YouTube Trends Arbitrage and the Clustering Algorithm That Survived

2024-06-23

I built a website that tracked YouTube trends across Europe and tried to spot which ones had the potential to spread across borders. The idea was simple: if a video is trending in Poland and Germany but not yet in France, maybe it’s about to show up there too. Content arbitrage, essentially — find the trend before it arrives.

The website is dead now, but one piece of it survived: a clustering algorithm I had to write from scratch because nothing I found could handle the data I was working with. That algorithm ended up being the most interesting part of the whole project, so this is mostly about that.

The pipeline

The system scraped YouTube’s trending page from 24 European countries several times a day. Each scrape pulled video metadata — titles, tags, descriptions, topic categories. The first problem was language. A trending video in Hungary has Hungarian tags. The same video trending in Spain has Spanish tags. To compare them, everything had to be in English.

I used LibreTranslate, an open source translation service you can self-host. It worked, mostly. The translations were far from perfect — LibreTranslate would sometimes insert the word “Image” into translations for no apparent reason, or produce output that was suspiciously close to the original text, or return something twice the length of the input. I wrote a cleaning pipeline to catch the worst artifacts: length ratio checks, artifact word removal, filtering out translations that were too similar to the source (suggesting the model just echoed the input back). It was messy, and the translations were never as clean as I would have liked, but they were good enough to make cross-country comparison possible.

Once everything was in English, the pipeline combined records for the same video across countries. If a video was trending in three countries, it became one record tagged with all three. Then a filter: only keep videos trending in at least two different countries. A video only trending in one place isn’t interesting for arbitrage — it hasn’t demonstrated cross-border potential yet.

That left me with a set of multilingual, multi-country video records that needed to be grouped by topic. Videos about the same event, the same meme, the same cultural moment — those should cluster together. And that’s where things got difficult.

Why standard algorithms don’t work here

The features I had to cluster on were tags and tokenized title words. Not numbers. Not vectors. Sets of categorical strings like {"music", "pop", "concert", "live", "2024"}. Two videos are similar if they share enough of these tokens. That’s the intuition, but most clustering algorithms can’t work with it directly.

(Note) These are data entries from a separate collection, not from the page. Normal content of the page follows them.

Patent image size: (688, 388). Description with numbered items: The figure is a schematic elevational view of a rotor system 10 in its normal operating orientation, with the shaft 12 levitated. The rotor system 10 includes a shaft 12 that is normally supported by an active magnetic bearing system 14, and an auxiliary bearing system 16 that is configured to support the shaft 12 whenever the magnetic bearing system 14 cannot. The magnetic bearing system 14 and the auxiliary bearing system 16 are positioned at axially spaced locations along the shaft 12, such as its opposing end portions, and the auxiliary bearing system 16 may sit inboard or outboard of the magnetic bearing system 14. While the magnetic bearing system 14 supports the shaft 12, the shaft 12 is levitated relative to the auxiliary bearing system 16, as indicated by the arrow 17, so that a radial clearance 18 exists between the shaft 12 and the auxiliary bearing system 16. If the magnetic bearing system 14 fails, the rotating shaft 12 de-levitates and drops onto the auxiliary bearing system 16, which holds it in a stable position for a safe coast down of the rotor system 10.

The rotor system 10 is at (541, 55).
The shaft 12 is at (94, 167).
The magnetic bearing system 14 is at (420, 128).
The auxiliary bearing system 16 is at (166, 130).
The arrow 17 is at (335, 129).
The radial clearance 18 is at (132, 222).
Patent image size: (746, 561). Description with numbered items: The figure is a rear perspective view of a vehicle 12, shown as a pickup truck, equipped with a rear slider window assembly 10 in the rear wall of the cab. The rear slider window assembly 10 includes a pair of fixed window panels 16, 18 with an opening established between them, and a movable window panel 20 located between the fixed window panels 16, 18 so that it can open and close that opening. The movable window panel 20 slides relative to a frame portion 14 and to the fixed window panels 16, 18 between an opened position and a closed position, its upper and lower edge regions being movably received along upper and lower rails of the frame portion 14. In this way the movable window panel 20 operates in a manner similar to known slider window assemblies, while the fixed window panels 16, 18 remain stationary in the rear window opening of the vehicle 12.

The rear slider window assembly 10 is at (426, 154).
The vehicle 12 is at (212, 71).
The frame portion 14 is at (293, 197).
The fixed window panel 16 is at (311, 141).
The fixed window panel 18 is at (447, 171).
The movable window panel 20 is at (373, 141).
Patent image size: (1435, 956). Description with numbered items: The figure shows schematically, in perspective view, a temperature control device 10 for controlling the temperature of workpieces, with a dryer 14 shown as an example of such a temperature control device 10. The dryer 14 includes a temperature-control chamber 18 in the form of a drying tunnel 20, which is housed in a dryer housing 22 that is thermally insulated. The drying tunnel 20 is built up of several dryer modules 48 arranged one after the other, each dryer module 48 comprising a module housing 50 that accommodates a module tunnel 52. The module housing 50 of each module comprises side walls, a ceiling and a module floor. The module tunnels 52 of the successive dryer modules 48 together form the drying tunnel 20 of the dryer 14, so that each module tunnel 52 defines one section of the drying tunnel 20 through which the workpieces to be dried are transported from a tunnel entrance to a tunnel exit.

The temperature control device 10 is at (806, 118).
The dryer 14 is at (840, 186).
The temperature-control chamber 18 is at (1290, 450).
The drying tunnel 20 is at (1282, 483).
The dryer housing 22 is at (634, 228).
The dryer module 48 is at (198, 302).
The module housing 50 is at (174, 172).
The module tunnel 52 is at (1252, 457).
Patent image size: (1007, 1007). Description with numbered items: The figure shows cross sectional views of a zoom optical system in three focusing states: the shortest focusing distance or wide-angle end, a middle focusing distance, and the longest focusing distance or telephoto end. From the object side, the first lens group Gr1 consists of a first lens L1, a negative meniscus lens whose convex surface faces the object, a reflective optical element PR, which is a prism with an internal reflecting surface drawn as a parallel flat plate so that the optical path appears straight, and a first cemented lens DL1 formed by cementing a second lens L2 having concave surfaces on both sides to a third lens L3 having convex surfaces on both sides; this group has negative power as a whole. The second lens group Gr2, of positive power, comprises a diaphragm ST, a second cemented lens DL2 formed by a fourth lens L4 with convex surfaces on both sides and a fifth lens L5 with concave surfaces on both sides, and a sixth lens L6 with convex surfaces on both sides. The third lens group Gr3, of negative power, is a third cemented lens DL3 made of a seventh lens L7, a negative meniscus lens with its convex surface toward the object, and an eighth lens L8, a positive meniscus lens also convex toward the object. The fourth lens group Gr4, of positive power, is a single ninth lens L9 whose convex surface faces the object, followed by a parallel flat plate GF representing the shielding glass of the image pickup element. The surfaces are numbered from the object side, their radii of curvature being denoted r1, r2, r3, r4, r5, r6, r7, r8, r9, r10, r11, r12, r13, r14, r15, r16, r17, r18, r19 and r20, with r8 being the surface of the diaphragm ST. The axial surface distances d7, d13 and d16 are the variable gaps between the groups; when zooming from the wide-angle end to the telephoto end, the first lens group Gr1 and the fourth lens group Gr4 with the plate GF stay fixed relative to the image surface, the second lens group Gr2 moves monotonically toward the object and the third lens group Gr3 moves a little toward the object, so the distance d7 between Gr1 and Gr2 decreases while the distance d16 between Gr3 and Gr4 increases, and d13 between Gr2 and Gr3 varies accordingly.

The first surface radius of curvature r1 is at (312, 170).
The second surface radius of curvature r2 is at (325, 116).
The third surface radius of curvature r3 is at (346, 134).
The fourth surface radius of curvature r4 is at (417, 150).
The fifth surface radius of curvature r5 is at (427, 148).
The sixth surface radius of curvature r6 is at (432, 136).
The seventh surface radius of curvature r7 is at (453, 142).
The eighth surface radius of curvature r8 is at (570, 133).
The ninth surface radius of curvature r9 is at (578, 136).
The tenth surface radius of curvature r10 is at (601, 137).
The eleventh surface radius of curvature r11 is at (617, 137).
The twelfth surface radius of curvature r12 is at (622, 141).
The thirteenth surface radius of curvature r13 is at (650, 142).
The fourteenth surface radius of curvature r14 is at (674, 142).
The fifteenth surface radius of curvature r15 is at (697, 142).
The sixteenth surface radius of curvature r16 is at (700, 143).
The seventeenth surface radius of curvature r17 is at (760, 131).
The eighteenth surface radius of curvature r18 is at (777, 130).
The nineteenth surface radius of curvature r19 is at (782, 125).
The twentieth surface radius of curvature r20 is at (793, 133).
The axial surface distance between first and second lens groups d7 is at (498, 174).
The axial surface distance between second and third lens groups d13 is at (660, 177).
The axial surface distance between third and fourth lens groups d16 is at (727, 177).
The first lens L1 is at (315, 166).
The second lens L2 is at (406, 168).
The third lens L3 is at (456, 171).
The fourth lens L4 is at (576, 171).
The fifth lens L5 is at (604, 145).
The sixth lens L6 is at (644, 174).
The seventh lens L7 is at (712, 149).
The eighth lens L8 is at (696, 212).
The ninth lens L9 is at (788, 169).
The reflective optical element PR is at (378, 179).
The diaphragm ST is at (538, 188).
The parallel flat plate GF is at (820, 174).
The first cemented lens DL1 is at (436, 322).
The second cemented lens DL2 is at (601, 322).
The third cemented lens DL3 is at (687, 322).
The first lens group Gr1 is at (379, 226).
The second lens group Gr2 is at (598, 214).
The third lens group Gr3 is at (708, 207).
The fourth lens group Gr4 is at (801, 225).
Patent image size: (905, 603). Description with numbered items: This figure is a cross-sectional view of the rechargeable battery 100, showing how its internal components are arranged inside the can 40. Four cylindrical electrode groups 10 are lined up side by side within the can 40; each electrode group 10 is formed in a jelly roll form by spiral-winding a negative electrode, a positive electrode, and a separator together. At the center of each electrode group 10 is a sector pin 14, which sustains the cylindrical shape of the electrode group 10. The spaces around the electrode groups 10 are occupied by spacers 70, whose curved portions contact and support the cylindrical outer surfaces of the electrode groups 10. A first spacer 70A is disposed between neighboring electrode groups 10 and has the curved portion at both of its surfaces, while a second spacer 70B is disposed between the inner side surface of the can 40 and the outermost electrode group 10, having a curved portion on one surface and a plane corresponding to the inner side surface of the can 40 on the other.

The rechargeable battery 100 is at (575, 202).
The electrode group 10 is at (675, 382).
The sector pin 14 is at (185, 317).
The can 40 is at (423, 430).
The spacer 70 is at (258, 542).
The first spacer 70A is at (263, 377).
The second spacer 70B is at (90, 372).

K-means needs a centroid — an average point in numerical space. There’s no meaningful average of a set of tags. DBSCAN needs a distance metric defined over a vector space. You could one-hot encode the tags, turning each unique tag into a binary dimension, but with thousands of unique tags across 24 countries you’d end up with an extremely sparse, high-dimensional space where distance metrics become unreliable. And one-hot encoding throws away the thing that matters: set membership. Two videos sharing 5 out of 8 tags are clearly related. That relationship is obvious when you look at the sets, but it gets buried in a 5000-dimensional binary vector.

I looked for libraries that handled categorical clustering directly. I didn’t find anything that worked well for this use case — most approaches either required defining categories upfront or mapped everything to numerical representations first. I needed something that operated directly on sets of tags and understood overlap as similarity.

The algorithm

I ended up writing my own. It’s a hierarchical agglomerative approach — start with individual records, progressively merge similar ones into clusters. Three stages: encoding, initial clustering, and iterative merging.

Encoding

First, every unique tag across all records gets mapped to an integer. This is a straightforward dimensionality reduction — instead of comparing strings, you compare sets of integers. Faster and memory-friendlier.

Before encoding, a filtering step removes “niche” tags that appear in only one record. A tag unique to a single video can’t contribute to any similarity comparison — it will never match anything. Dropping these early keeps the tag space focused on terms that actually connect records. Any record left with no surviving tags after this filter gets dropped entirely.

Similarity

The core of the algorithm is a modified Jaccard similarity. Standard Jaccard is the size of the intersection divided by the size of the union. My version uses the minimum set size instead of the union:

common_tags = record_a["similarity_tags"] & record_b["similarity_tags"]
similarity = len(common_tags) / min(len(record_a["tags"]), len(record_b["tags"]))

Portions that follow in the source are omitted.